CONTROVERSIAS ACERCA DE INFECCIÓN POR HELICOBACTER PYLORI Y EPIDEMIOLOGÍA DEL CÁNCER GÁSTRICO

(especial para SIIC © Derechos reservados)

Artículo completo
Introducción

Desde el descubrimiento de Helicobacter pylori hace más de veinte años, se han llevado a cabo numerosas investigaciones y debates sobre esta bacteria. En el momento de su descubrimiento (por Barry Marshall y Robin Warren), su relevancia en relación con las enfermedades de los seres humanos era incierta. Sin embargo, más adelante se acumularon datos científicos que confirmaban su asociación con determinadas enfermedades humanas, específicamente con la gastritis crónica, la enfermedad de úlcera péptica y las neoplasias malignas gástricas alejadas del cardias.1,-3 En la actualidad, la infección por Helicobacter pylori se considera la infección bacteriana más común en las personas de todo el mundo,4-6 y en el África subsahariana y el resto de los países en desarrollo es vista como un fenómeno ubicuo, con una prevalencia cercana al 100% en la edad adulta. Aunque sólo el 20% de los infectados son sintomáticos, los estudios histológicos de estos pacientes suelen demostrar la presencia de gastritis, ya sea con síntomas o sin ellos.7,8 La prevalencia de la infección varía de acuerdo con el tipo de lesión gastroduodenal observada, y es menor (60% al 70%) entre los pacientes con úlcera gástrica que en aquellos con úlcera duodenal (90% al 100%). Del mismo modo, la gastritis antral confirmada por estudios histológicos es más intensa en los pacientes con úlcera duodenal, aunque pueden estar involucradas todas las porciones del estómago.
El objetivo de esta revisión es analizar los datos epidemiológicos y experimentales actuales que conectan la infección por Helicobacter pylori con la aparición de cáncer gástrico y las crecientes controversias que existen en la bibliografía sobre esta asociación.


Métodos

Se realizó una búsqueda en la base de datos PubMed, con búsquedas manuales adicionales en listas de referencia de artículos relevantes. Para la búsqueda se utilizó una combinación de palabras clave (Helicobacter pylori y cáncer gástrico, datos epidemiológicos, revisión sistemática, estudios experimentales, metanálisis, controversias). No se aplicaron restricciones de idioma en las búsquedas.
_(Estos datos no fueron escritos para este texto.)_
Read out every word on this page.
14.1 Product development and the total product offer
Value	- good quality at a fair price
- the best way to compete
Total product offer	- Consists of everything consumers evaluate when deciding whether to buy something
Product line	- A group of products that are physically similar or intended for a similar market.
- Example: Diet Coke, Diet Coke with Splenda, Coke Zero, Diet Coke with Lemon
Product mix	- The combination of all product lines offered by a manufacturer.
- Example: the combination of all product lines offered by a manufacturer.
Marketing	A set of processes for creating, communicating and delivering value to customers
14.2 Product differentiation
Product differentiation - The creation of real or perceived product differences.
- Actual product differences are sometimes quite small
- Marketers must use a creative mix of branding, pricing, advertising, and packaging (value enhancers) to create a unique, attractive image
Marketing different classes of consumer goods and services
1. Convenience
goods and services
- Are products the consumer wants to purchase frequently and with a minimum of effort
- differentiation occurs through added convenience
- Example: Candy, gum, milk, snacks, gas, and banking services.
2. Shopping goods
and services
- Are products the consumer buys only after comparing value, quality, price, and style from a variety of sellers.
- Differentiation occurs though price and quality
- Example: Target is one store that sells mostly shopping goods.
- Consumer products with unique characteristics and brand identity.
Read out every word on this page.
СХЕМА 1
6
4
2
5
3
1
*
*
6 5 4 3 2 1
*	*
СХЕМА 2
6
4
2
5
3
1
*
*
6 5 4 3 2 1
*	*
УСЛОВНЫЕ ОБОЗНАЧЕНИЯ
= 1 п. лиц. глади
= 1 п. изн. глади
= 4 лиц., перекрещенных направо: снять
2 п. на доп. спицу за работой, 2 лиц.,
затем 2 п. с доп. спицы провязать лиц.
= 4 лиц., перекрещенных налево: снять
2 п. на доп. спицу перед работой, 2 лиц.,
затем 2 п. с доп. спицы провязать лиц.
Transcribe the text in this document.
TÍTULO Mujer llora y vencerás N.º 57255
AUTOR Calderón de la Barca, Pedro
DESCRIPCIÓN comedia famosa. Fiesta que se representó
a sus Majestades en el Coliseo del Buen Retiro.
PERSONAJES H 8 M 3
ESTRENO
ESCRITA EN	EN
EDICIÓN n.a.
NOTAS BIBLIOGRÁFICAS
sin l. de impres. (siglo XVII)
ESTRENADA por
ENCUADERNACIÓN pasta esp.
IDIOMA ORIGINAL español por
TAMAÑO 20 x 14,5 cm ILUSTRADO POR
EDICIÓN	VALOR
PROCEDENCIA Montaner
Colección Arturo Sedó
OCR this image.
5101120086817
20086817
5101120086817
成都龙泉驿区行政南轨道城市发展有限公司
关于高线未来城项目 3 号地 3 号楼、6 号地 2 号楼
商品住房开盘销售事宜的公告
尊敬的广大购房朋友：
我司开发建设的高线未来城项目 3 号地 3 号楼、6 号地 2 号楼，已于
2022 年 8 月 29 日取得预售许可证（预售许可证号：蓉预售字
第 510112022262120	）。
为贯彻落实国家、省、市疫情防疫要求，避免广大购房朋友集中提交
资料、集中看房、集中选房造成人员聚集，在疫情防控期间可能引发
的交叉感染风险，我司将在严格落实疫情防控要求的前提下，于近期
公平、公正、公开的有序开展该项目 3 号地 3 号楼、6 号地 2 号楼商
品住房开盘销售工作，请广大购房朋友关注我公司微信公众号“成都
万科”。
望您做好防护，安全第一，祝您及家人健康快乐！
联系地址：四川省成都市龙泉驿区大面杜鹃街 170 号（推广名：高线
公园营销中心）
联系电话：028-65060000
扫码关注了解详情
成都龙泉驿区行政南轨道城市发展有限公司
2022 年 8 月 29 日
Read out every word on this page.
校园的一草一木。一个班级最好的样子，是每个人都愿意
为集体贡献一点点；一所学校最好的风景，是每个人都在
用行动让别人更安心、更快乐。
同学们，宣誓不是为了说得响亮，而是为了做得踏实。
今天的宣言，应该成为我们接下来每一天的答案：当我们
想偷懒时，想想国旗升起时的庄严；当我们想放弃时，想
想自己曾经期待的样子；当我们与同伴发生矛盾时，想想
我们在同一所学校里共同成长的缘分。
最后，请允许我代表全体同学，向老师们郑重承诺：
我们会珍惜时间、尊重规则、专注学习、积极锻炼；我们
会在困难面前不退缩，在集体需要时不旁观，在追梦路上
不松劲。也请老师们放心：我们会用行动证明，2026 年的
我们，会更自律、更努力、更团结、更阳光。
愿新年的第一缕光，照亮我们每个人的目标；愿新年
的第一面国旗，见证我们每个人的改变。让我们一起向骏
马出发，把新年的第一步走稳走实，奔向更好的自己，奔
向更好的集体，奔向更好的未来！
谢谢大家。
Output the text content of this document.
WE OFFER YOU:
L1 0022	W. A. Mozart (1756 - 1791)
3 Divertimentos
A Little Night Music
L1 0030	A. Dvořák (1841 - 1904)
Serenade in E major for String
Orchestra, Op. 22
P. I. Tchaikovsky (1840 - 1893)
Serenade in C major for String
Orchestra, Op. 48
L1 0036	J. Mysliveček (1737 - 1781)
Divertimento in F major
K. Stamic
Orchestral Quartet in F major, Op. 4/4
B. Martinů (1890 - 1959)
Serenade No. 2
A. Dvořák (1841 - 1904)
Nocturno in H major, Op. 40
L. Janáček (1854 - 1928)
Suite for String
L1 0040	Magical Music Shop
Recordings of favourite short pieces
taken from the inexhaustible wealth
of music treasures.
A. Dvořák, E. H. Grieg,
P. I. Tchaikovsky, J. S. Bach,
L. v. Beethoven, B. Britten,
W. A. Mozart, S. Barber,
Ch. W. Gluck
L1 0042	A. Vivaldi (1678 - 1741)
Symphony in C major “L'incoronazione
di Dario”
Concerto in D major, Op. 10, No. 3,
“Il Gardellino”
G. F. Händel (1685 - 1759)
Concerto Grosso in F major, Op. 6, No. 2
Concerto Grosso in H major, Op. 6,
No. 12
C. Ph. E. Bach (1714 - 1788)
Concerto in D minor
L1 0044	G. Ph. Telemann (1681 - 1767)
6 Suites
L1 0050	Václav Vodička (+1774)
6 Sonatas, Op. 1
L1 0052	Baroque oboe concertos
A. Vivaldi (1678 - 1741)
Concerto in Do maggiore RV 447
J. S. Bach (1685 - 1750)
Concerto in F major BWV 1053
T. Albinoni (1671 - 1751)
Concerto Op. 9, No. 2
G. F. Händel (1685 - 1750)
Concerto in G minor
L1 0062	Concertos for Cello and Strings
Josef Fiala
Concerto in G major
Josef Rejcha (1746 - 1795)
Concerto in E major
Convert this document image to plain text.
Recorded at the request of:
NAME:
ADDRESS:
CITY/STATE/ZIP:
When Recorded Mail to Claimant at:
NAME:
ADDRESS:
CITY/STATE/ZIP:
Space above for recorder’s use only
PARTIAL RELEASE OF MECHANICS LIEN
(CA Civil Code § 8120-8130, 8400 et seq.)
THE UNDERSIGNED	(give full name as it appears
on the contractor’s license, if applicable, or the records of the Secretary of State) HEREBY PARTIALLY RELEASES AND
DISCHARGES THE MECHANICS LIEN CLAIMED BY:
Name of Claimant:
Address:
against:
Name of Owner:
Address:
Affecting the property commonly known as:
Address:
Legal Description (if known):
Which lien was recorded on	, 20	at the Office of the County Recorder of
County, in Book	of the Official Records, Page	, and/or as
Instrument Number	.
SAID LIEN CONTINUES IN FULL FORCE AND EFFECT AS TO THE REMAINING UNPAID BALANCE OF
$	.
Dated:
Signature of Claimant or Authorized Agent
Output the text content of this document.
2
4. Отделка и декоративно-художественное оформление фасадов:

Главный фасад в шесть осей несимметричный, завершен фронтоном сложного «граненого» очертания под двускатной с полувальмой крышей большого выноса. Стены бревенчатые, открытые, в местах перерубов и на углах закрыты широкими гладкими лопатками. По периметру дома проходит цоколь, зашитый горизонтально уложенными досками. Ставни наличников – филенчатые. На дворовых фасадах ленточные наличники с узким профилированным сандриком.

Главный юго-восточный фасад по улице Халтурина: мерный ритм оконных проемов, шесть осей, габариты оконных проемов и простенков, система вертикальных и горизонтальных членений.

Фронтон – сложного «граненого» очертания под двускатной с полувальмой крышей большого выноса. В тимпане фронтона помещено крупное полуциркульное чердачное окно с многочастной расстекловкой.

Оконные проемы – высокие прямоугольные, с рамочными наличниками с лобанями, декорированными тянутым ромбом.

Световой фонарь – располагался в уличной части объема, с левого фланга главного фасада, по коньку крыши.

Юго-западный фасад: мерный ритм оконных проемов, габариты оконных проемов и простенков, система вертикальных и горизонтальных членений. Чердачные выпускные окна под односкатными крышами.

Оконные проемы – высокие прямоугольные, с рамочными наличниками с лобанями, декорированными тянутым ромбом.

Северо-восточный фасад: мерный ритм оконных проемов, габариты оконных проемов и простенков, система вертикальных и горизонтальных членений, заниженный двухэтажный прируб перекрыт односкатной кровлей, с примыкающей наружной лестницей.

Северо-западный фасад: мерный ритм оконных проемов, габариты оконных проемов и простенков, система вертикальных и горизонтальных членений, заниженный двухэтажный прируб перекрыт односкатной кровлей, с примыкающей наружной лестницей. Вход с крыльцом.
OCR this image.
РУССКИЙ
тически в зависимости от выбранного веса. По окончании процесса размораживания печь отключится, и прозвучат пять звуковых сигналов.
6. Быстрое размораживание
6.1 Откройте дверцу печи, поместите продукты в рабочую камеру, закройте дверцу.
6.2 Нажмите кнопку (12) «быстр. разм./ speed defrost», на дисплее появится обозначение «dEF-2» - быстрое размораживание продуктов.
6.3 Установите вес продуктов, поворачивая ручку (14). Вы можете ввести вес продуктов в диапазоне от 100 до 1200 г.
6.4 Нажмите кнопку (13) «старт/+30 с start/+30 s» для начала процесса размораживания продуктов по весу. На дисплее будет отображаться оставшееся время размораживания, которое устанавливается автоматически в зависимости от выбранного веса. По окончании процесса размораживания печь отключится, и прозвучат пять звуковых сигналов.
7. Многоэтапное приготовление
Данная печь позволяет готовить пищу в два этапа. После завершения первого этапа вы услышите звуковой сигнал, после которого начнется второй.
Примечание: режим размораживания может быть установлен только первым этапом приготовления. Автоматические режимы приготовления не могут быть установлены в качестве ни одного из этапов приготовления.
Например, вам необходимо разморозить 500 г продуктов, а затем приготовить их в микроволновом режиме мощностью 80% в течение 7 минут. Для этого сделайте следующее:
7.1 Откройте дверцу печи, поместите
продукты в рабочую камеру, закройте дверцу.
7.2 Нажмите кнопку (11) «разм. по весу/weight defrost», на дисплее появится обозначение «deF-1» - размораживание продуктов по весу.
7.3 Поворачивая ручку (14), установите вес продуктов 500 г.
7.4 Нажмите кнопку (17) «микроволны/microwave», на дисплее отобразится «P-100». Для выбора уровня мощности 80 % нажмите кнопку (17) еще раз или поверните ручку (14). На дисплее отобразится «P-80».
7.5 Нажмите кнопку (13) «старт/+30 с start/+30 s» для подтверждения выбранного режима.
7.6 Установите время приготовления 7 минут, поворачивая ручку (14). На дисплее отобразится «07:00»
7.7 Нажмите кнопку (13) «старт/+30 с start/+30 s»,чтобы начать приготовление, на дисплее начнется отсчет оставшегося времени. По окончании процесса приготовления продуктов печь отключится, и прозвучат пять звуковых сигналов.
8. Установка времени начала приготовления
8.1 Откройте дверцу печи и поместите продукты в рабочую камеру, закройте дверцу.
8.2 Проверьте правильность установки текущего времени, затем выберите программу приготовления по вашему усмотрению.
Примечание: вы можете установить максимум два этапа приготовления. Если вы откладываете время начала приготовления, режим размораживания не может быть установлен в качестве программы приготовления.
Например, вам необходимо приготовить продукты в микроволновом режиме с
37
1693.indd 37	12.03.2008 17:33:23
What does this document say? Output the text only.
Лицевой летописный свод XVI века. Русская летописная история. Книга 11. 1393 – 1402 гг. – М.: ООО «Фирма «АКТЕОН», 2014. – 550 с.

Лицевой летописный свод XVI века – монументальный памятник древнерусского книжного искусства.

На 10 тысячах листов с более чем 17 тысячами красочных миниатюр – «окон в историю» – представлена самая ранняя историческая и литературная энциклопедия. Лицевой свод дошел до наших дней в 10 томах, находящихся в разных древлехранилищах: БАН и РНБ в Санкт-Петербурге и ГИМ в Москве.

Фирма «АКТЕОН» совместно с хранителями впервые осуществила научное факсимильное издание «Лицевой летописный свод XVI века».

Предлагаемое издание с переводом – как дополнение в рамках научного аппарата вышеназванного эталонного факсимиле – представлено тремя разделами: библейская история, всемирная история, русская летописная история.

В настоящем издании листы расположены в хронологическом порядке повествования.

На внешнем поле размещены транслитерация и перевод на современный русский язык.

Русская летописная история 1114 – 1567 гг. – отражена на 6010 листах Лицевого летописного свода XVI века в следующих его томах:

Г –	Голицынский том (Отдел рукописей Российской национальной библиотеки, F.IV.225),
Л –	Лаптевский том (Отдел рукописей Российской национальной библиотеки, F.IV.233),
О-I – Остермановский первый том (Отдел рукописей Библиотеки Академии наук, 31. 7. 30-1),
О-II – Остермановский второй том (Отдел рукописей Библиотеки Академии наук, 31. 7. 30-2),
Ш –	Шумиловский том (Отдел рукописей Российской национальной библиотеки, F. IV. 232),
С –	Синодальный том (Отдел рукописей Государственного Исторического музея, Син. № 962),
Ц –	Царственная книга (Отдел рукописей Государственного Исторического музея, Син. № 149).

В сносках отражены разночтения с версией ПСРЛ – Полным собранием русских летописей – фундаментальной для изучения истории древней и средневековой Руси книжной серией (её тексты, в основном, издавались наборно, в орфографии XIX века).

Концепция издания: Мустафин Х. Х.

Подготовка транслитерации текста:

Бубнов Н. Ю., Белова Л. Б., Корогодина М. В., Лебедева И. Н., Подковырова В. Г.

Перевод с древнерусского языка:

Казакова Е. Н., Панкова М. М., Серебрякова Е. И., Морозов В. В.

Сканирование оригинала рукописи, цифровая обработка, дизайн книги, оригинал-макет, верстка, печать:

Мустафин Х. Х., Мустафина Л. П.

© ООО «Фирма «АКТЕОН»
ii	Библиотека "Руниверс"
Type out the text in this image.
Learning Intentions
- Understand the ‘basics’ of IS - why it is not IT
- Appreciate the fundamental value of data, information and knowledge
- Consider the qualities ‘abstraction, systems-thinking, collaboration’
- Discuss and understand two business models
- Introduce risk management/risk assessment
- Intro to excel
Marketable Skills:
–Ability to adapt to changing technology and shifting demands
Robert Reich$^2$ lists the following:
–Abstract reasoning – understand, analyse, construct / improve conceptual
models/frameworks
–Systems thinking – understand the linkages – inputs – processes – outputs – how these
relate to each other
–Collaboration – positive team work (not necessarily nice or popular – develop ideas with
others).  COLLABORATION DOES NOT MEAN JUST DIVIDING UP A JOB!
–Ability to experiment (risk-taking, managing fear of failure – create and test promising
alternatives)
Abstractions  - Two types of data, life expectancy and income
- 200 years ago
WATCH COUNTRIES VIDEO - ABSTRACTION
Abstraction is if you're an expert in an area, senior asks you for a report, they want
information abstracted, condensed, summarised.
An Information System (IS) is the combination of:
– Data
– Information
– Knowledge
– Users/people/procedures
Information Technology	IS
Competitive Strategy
Breve perspectiva histórica

Los organismos espiralados históricamente fueron observados por los patólogos europeos9 en la mucosa gástrica de los pacientes en repetidas ocasiones durante el siglo pasado, pero se pensaba que eran contaminantes pasajeros, por lo que no fueron tenidos en cuenta. El renovado interés en estos organismos se encendió cuando, en 1979, Robin Warren (que se desempeñaba como patólogo en Perth, Australia) observó que los organismos curvados solían estar presentes en las muestras de biopsia gástrica. Barry Marshall, quien entonces era un aprendiz de Medicina Interna, se interesó por la observación de Warren, y los dos se propusieron aislar el organismo. En 1982, el organismo fue aislado por casualidad cuando una de las placas de cultivo se incubó por error durante cinco días en el feriado por Pascuas.9 Poco después, muchos investigadores en todo el mundo confirmaron la presencia de este microorganismo.10,-12 En principio se lo llamó Campylobacter pyloridis, pero más tarde pasó a llamarse Helicobacter pylori, como se lo conoce actualmente. Desde entonces ha habido muchos ensayos que detectaron una relación firme entre este organismo y las enfermedades gastroduodenales, más fuertemente asociado con la gastritis crónica y la úlcera péptica, y en menor medida con el cáncer gástrico. Muchos investigadores se sorprendieron al descubrir que la úlcera péptica era, en realidad, una enfermedad infecciosa. En aquel momento, la frase de "sin ácido no hay úlcera" se cambió por "sin bacteria no hay úlcera", debido a la fuerza de la asociación. En 1994, un panel del Instituto Nacional de Salud llegó a la conclusión de que Helicobacter pylori es responsable de la enfermedad por úlcera péptica y formuló la recomendación para su tratamiento óptimo de incluir una combinación de antagonistas H2 o inhibidores de la bomba de protones (IBP) y antibióticos de amplio espectro.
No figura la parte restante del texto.